If the cloud you select offers more than one type of storage service, you'll need to select the right one for you. In most instances, object storage is the best approach, although in certain cases you may want to make use of cloud database services, too. (You might want to check out our comparison of AWS database services.)
Step 3: Understand cloud storage
Cloud storage services tend to be very complex. There may be special rules that govern when and how you can access storage data. Pricing structures are also usually complicated; most clouds charge a per-gigabyte storage fee, as well as fees for data egress (meaning the movement of data out of your cloud).
Further reading Amazon S3, MS Azure and Google Cloud Storage Pricing Comparison
Before you begin using a cloud storage service, make sure you read its documentation carefully, so that you have a full understanding of how it works. You don't want to run into surprises later -- like finding out that your data is not instantly accessible (which it's not on most archive-level data storage tiers), for example, or that recovering data costs much more than you anticipated, due to data egress fees.

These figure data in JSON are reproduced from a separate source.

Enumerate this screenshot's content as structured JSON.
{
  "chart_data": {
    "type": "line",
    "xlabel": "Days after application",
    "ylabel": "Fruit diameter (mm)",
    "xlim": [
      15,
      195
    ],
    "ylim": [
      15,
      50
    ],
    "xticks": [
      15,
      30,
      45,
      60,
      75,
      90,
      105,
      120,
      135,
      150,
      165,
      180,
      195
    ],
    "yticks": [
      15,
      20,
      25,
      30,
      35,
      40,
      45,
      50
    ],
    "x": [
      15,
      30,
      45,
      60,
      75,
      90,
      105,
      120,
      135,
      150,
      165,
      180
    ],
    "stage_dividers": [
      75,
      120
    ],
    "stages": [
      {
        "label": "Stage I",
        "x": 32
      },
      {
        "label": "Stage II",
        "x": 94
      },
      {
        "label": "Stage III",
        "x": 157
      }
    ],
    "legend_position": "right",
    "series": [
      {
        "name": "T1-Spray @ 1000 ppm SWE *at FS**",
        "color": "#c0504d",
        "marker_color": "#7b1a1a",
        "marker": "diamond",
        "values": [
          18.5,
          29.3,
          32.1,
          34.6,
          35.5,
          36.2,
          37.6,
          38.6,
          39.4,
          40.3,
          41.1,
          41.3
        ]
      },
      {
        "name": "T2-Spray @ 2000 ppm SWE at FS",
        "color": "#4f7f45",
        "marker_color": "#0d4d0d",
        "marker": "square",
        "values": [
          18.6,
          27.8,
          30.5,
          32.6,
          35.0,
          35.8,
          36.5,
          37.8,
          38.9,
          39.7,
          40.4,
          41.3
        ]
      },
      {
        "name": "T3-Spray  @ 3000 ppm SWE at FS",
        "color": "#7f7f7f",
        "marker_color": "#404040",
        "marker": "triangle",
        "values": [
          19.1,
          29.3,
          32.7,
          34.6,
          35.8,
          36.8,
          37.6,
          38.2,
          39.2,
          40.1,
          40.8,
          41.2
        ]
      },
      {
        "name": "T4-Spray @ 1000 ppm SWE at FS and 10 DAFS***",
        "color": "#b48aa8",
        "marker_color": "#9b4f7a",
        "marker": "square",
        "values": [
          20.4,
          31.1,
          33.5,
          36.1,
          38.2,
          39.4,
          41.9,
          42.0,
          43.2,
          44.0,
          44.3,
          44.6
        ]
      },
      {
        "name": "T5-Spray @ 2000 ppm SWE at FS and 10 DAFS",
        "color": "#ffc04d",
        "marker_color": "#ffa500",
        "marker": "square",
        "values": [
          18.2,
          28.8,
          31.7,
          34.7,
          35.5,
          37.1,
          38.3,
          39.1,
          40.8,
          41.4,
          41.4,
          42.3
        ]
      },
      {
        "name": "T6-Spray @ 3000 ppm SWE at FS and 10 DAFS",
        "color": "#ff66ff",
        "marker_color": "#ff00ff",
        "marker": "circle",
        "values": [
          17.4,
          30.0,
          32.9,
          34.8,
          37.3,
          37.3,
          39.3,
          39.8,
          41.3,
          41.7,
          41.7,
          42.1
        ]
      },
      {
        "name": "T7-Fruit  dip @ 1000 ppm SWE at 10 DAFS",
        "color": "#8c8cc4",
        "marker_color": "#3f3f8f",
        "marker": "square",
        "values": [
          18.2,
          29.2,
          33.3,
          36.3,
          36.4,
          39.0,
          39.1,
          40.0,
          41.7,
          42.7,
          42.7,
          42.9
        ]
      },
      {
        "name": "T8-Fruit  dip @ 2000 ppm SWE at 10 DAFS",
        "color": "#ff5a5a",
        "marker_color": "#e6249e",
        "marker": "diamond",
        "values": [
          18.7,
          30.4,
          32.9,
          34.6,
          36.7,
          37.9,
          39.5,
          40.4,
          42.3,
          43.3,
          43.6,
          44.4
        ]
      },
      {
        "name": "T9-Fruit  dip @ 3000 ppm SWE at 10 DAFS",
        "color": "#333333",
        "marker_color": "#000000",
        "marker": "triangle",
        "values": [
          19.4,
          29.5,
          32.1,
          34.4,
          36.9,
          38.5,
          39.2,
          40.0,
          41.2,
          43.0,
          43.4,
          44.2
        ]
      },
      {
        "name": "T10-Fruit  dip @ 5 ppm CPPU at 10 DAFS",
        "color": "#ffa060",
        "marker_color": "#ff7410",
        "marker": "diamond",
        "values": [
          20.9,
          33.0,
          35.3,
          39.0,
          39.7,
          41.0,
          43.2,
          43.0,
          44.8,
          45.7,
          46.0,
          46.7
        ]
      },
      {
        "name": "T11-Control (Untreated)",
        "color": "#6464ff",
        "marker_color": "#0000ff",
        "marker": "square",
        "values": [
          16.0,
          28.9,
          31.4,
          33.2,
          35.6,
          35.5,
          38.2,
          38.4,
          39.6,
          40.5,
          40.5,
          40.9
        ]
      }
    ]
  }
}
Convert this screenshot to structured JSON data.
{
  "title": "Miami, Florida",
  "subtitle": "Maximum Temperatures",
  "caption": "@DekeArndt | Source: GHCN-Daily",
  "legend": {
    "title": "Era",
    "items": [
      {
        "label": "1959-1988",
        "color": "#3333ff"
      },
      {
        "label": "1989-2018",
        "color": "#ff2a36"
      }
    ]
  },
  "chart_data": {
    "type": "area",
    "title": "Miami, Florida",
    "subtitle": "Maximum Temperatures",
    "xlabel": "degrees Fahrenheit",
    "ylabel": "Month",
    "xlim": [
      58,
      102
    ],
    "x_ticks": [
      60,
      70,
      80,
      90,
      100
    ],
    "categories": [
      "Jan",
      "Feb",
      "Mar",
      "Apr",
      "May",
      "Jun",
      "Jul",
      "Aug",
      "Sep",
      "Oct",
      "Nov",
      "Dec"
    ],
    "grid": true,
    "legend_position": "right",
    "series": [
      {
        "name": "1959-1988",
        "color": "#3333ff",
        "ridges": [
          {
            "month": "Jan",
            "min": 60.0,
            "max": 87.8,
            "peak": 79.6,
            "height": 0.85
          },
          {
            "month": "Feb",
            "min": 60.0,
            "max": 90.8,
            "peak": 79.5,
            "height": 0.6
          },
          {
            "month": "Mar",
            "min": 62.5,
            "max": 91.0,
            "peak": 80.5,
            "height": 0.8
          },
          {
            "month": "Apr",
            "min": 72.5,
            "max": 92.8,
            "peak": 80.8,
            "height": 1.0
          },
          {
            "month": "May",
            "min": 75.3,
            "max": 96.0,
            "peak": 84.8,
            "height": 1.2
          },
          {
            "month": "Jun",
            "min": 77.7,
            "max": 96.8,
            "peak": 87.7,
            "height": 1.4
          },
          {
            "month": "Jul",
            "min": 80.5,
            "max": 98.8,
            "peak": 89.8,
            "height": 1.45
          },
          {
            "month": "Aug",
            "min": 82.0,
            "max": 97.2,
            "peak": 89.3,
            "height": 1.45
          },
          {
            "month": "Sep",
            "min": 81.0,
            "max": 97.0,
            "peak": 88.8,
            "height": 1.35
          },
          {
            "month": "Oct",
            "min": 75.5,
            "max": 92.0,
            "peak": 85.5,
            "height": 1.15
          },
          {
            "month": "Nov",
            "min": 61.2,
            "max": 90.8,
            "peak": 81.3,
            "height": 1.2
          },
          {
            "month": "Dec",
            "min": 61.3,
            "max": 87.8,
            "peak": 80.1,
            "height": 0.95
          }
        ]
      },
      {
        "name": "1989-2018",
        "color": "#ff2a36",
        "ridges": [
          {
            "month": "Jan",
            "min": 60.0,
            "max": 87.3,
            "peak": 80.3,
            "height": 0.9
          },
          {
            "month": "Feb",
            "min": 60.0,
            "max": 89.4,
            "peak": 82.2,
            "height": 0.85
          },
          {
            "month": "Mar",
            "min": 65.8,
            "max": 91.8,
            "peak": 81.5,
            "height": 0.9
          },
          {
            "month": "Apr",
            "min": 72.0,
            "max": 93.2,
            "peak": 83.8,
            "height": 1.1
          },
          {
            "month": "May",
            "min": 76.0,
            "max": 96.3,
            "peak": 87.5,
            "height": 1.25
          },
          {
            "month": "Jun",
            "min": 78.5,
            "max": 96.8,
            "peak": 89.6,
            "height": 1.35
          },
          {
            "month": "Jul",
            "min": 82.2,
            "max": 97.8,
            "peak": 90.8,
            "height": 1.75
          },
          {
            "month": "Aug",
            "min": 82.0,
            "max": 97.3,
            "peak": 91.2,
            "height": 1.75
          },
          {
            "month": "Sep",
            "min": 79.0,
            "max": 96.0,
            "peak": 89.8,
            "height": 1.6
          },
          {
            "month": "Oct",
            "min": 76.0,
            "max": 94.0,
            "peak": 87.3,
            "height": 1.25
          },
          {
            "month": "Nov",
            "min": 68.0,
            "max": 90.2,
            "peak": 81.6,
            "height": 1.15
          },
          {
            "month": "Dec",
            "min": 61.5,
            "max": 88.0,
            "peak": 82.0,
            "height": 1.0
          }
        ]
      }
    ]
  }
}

Step 4: Secure cloud storage
In the cloud, your cloud provider's identity and access management (IAM) framework provides the basis for storage security. You should configure IAM rules for your cloud storage according to the principle of least privilege; only the specific applications and users that require access to the storage should have it. MFA system is another useful way to bolster cloud storage security. And you want to ensure, as well, that none of your backup files are available publicly over the Internet.
Further reading Managing IAM Permissions in the Cloud: AWS vs Microsoft Azure vs Google Cloud
Step 5: Define storage lifecycles
Most standard cloud storage services let you configure lifecycle policies in order to move data automatically between different storage tiers. Although lifecycle policies are not required, it's wise to take advantage of them in order to minimize your storage costs. You can use them to move older backups (which you are unlikely to need to access) to lower-cost storage tiers, while keeping more recent backups in standard (or "hot") storage (from which they can be accessed quickly if you need to perform a recovery).
Learn how to configure Amazon S3 and Google Cloud storage lifecycle policies in your MSP360 Backup application in our help article.
Step 6: Test recovery
You don't need to worry about the health of cloud storage media. Your cloud vendor manages that for you. But you do need to perform periodic recovery tests to ensure that your recovery process works as expected. Spending a little time on recovery testing will go a long way toward avoiding unexpected surprises in the event that you need to perform a real recovery from the cloud.
Backup storage management is more complicated than it may first appear. Simply dumping backup data into storage media and calling it a day is not sufficient in order to keep backups secure and reliable. Instead, you need to consider a variety of factors related to which storage media you select, how your backup data is secured, whether you can recover data as planned, and more.